A selection of Roman sling shot bullets excavated at various points during 20th century investigations

View of the fields next to the Ambleside Roman fort

A selection of Roman sling shot bullets excavated at various points during 20th century investigations
As you make your way behind the Roman fort, you are walking through a site that once came under attack. Scattered outside the fort where you are standing, archaeologists have found lead bullets, known as glandes, small but deadly projectiles used in Roman slingshots. Their wide distribution throughout this landscape tells a dramatic tale of battle at Ambleside; the Roman auxiliary soldiers fought external enemies at least once right here. Many of the bullets are irregular in shape, quickly produced to keep up with the imminent threat of attack. Could this have been the very battle in which Roman auxiliary Flavius Romanus lost his life?
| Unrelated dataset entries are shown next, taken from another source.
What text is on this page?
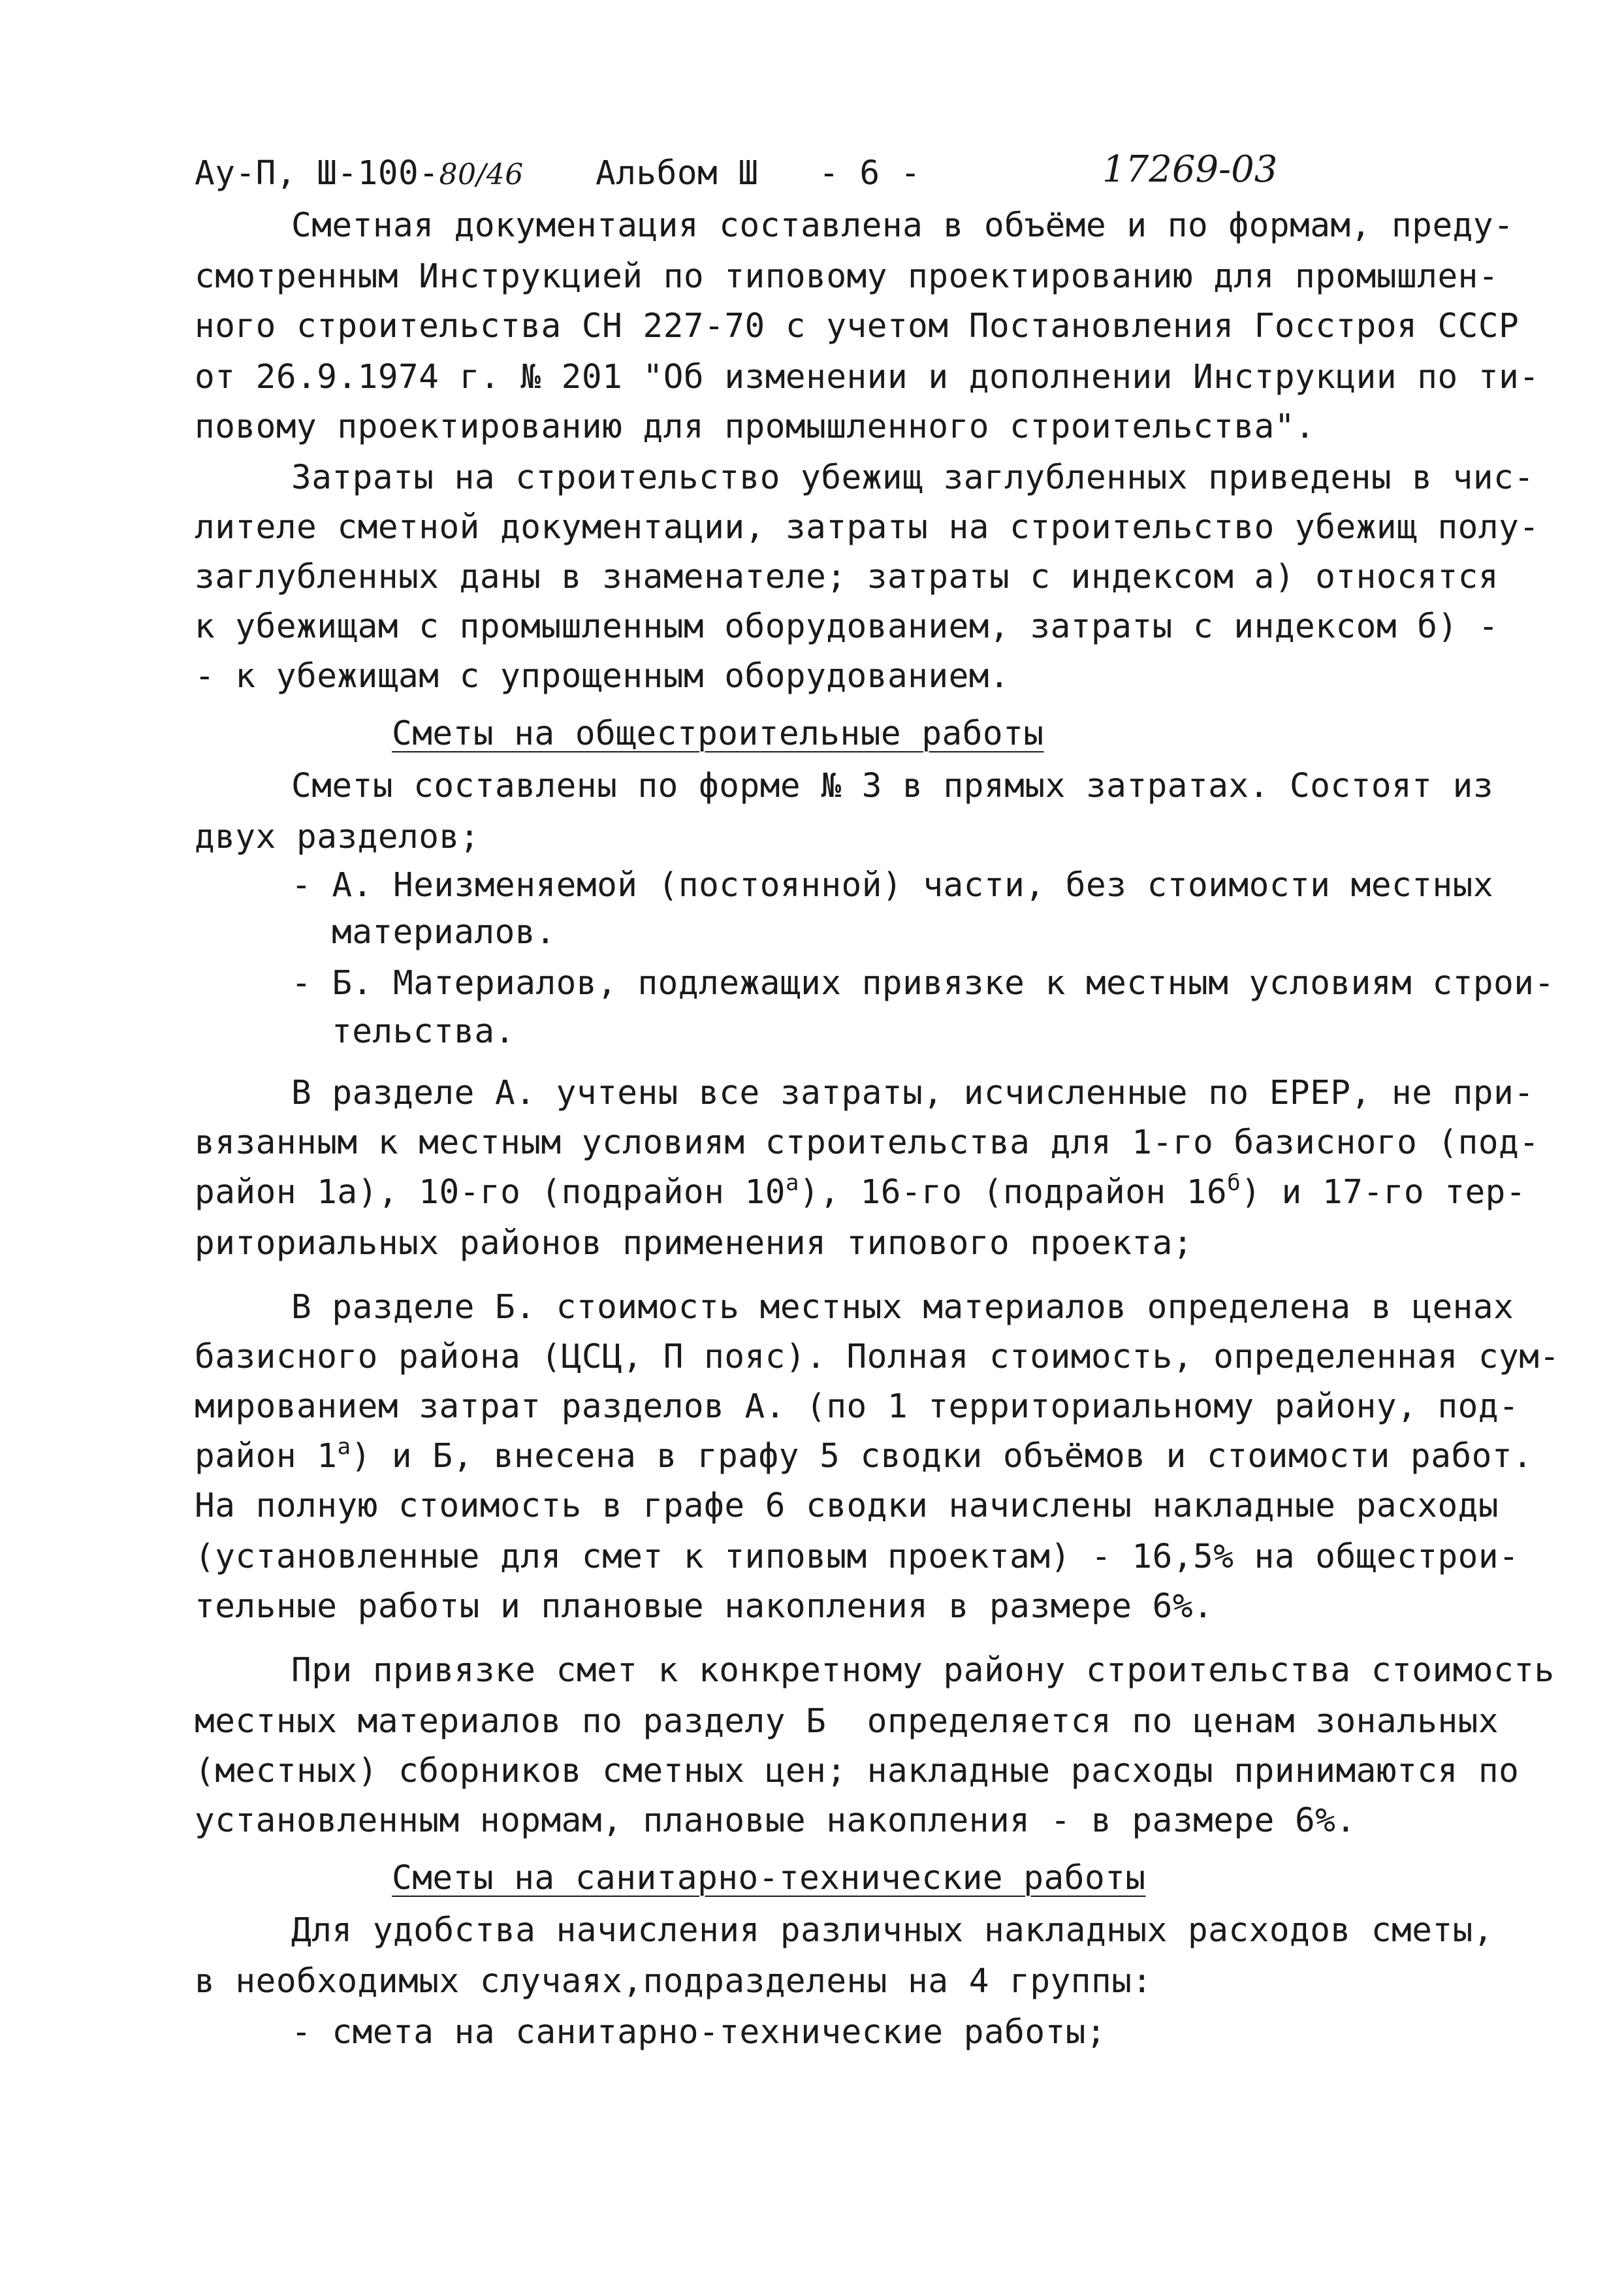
Ау-П, Ш-100-80/46 Альбом Ш - 6 -	17269-03
Сметная документация составлена в объёме и по формам, преду-
смотренным Инструкцией по типовому проектированию для промышлен-
ного строительства СН 227-70 с учетом Постановления Госстроя СССР
от 26.9.1974 г. № 201 "Об изменении и дополнении Инструкции по ти-
повому проектированию для промышленного строительства".
Затраты на строительство убежищ заглубленных приведены в чис-
лителе сметной документации, затраты на строительство убежищ полу-
заглубленных даны в знаменателе; затраты с индексом а) относятся
к убежищам с промышленным оборудованием, затраты с индексом б) -
- к убежищам с упрощенным оборудованием.
Сметы на общестроительные работы
Сметы составлены по форме № 3 в прямых затратах. Состоят из
двух разделов;
- А. Неизменяемой (постоянной) части, без стоимости местных
материалов.
- Б. Материалов, подлежащих привязке к местным условиям строи-
тельства.
В разделе А. учтены все затраты, исчисленные по ЕРЕР, не при-
вязанным к местным условиям строительства для 1-го базисного (под-
район 1а), 10-го (подрайон $10^а$), 16-го (подрайон $16^б$) и 17-го тер-
риториальных районов применения типового проекта;
В разделе Б. стоимость местных материалов определена в ценах
базисного района (ЦСЦ, П пояс). Полная стоимость, определенная сум-
мированием затрат разделов А. (по 1 территориальному району, под-
район $1^а$) и Б, внесена в графу 5 сводки объёмов и стоимости работ.
На полную стоимость в графе 6 сводки начислены накладные расходы
(установленные для смет к типовым проектам) - 16,5% на общестрои-
тельные работы и плановые накопления в размере 6%.
При привязке смет к конкретному району строительства стоимость
местных материалов по разделу Б  определяется по ценам зональных
(местных) сборников сметных цен; накладные расходы принимаются по
установленным нормам, плановые накопления - в размере 6%.
Сметы на санитарно-технические работы
Для удобства начисления различных накладных расходов сметы,
в необходимых случаях,подразделены на 4 группы:
- смета на санитарно-технические работы;
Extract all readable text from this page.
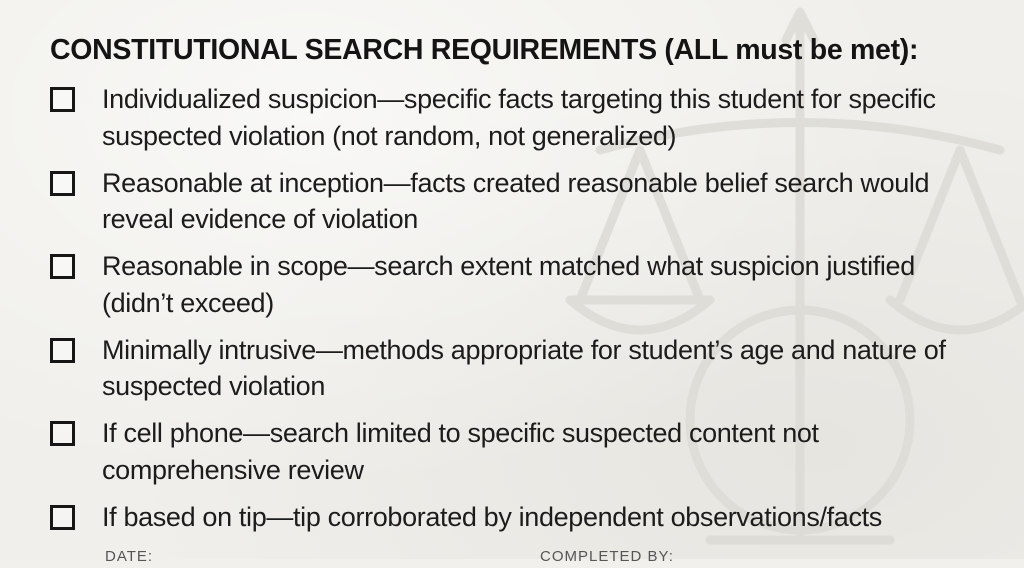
CONSTITUTIONAL SEARCH REQUIREMENTS (ALL must be met):
Individualized suspicion—specific facts targeting this student for specific suspected violation (not random, not generalized)
Reasonable at inception—facts created reasonable belief search would reveal evidence of violation
Reasonable in scope—search extent matched what suspicion justified (didn’t exceed)
Minimally intrusive—methods appropriate for student’s age and nature of suspected violation
If cell phone—search limited to specific suspected content not comprehensive review
If based on tip—tip corroborated by independent observations/facts
DATE:	COMPLETED BY:
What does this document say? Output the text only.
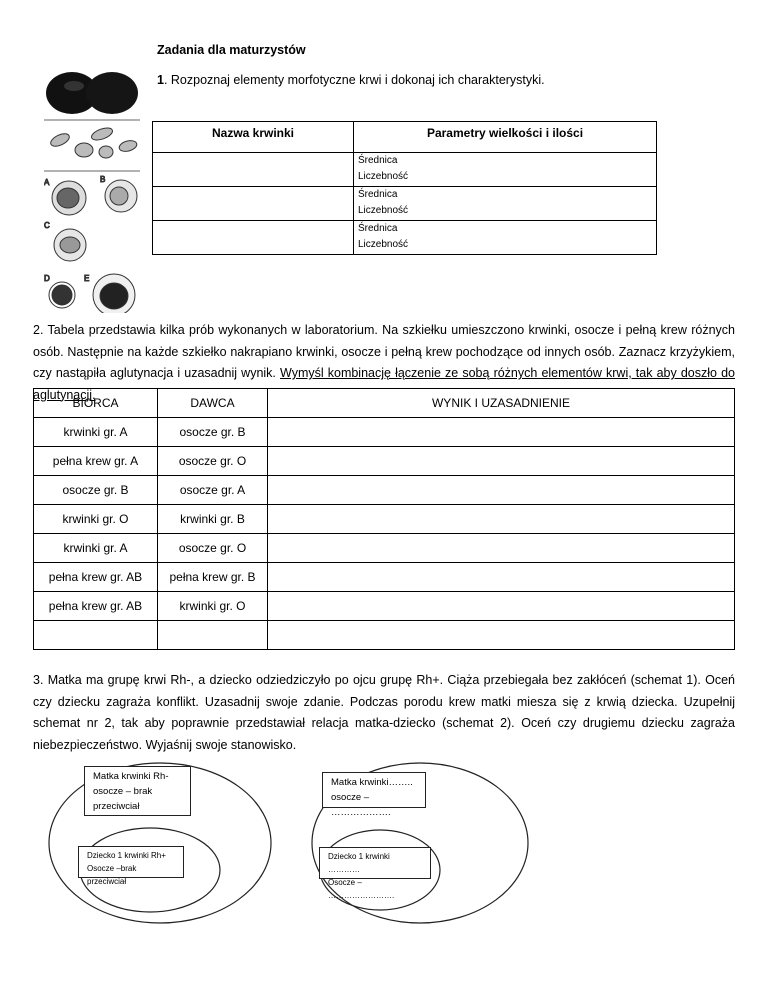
Zadania dla maturzystów
1. Rozpoznaj elementy morfotyczne krwi i dokonaj ich charakterystyki.
A	B
C
D	E
Nazwa krwinki	Parametry wielkości i ilości

	Średnica
Liczebność

	Średnica
Liczebność

	Średnica
Liczebność
2. Tabela przedstawia kilka prób wykonanych w laboratorium. Na szkiełku umieszczono krwinki, osocze i pełną krew różnych osób. Następnie na każde szkiełko nakrapiano krwinki, osocze i pełną krew pochodzące od innych osób. Zaznacz krzyżykiem, czy nastąpiła aglutynacja i uzasadnij wynik. Wymyśl kombinację łączenie ze sobą różnych elementów krwi, tak aby doszło do aglutynacji.
BIORCA	DAWCA	WYNIK I UZASADNIENIE
krwinki gr. A	osocze gr. B	
pełna krew gr. A	osocze gr. O	
osocze gr. B	osocze gr. A	
krwinki gr. O	krwinki gr. B	
krwinki gr. A	osocze gr. O	
pełna krew gr. AB	pełna krew gr. B	
pełna krew gr. AB	krwinki gr. O	

3. Matka ma grupę krwi Rh-, a dziecko odziedziczyło po ojcu grupę Rh+. Ciąża przebiegała bez zakłóceń (schemat 1). Oceń czy dziecku zagraża konflikt. Uzasadnij swoje zdanie. Podczas porodu krew matki miesza się z krwią dziecka. Uzupełnij schemat nr 2, tak aby poprawnie przedstawiał relacja matka-dziecko (schemat 2). Oceń czy drugiemu dziecku zagraża niebezpieczeństwo. Wyjaśnij swoje stanowisko.
Matka krwinki Rh-
osocze – brak
przeciwciał
Dziecko 1 krwinki Rh+
Osocze –brak przeciwciał
Matka krwinki……..
osocze – ……………….
Dziecko 1 krwinki …………
Osocze – …………………….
His tombstone, the final stop on the trail, reads of his fate: “killed in the fort by the enemy”.
Ambleside is an unusual case of direct evidence of a Roman fort being attacked and holds the third-largest number of these slingshot bullets in Britain. But who were the attackers? The answer remains unclear, but the bullets and the tombstone tell us about possible armed resistance of local communities unhappy with the Roman army’s presence. The auxiliaries stationed here were likely not Roman citizens, but outsiders themselves in the Roman army, looking to establish a new local identity and, in the process, clashing with the existing native groups.
Slings were a commonly used weapon during Iron Age Britain and Republican Rome, valued for their effectiveness and long range. However, the use of slingers fell out of practice in Roman Britain. So why were sling bullets being used here in Ambleside? An answer to this may be revealed in recent chemical analysis on The Armitt’s collection. The bullets and lead slag (the waste left behind by metalworkers) are being traced to identify if they were being made from local sources of galena (raw lead). There are suggestions that the lead may have originated from Greenside Mine in Glenridding, which lies 10 miles north of Ambleside. This points to the possibility that Roman defenders could have been manufacturing these weapons on site, using whatever local materials in a moment of urgent need to protect the fort, which turned out to be lead.
Keep going along the path. As you reach the end, you will come to a gate. Once through the gate, you should be standing in Borrans Field, the site of Ambleside Roman Fort, and next to a sign about the natural environment of the river. This beautiful view of the river and Windermere is the next stop on the route. The walking time is approximately two-three minutes.